I think I would treat my Mother to at least two or three elegant dances (begs for talented musicians for backdrop) whereby I would have the opportunity to put forth a subtle sales pitch that in spite of her doubts, I was indeed, a true and wise young gentleman, not a complete idiot in my choice of women, had learned practically all I know about women from her, am perfectly in line with her philosophy on them (warning: don't credit her with your choice -- that will backfire on you mightily), will be willing to sleep on the couch on my honeymoon night if she thinks that's the wisest course, and reassure her that no matter who might come along, she's still number one in my book.
Note: this requires a level of deception that is in no way for the squeamish.

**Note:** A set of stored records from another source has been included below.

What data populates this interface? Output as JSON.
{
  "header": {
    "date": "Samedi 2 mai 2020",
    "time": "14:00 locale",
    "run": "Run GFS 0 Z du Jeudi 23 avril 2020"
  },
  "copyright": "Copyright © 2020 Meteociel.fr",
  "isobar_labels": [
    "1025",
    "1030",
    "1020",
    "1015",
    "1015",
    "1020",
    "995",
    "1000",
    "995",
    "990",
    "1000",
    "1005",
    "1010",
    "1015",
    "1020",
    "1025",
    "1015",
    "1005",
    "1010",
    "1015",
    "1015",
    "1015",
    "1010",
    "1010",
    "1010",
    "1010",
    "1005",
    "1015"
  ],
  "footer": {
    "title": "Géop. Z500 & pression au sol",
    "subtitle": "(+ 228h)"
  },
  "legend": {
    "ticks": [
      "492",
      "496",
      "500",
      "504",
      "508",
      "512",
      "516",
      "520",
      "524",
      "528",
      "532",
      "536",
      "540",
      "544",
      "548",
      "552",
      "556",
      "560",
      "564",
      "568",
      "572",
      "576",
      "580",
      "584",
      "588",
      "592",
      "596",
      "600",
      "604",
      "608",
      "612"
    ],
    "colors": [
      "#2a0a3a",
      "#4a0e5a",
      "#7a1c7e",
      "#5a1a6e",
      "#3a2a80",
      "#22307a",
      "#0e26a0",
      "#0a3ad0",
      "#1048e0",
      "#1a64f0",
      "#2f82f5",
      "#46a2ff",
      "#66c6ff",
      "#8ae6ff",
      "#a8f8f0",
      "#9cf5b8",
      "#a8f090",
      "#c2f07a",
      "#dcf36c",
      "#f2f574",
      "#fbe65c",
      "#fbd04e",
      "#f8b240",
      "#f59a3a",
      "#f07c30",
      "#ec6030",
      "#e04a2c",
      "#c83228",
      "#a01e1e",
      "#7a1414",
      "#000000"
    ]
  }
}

I hate to be the harbinger of bad news Bob, but there isn't a mom in the world who, after raising a hormone raging teenage boy, would ever believe that their son would sleep on the couch during his honeymoon if mom thought it best.
I have three boys. I had my wife read your post. The ambulance just arrived because she can't stop laughing, so I got worried and called 911. Hope she'll be alright.
Seriously though, all the other suggestions are top notch and will make visits from the parents so much easier once mom thinks she knows who the real female love of your life is. Are you listening, JSaad, this is really good stuff here.
Thanks for the advise but need not worry...
Ashley has a very good relationship with both my mother and sister. They go out to lunch/dinner all the time and don't invite me anymore(I kept saying "Nah, Xbox360 needs my attention too." they gave up.)
I bought a condo in Lowell and Ash moved in... It's 3 bedrooms but only 1 bed. I don't think my mother would be naive enough to think I'm on the futon.
Also, I'm a family guy. I talk to my father everyday and my mother, brother and sister 3 - 4 times a week.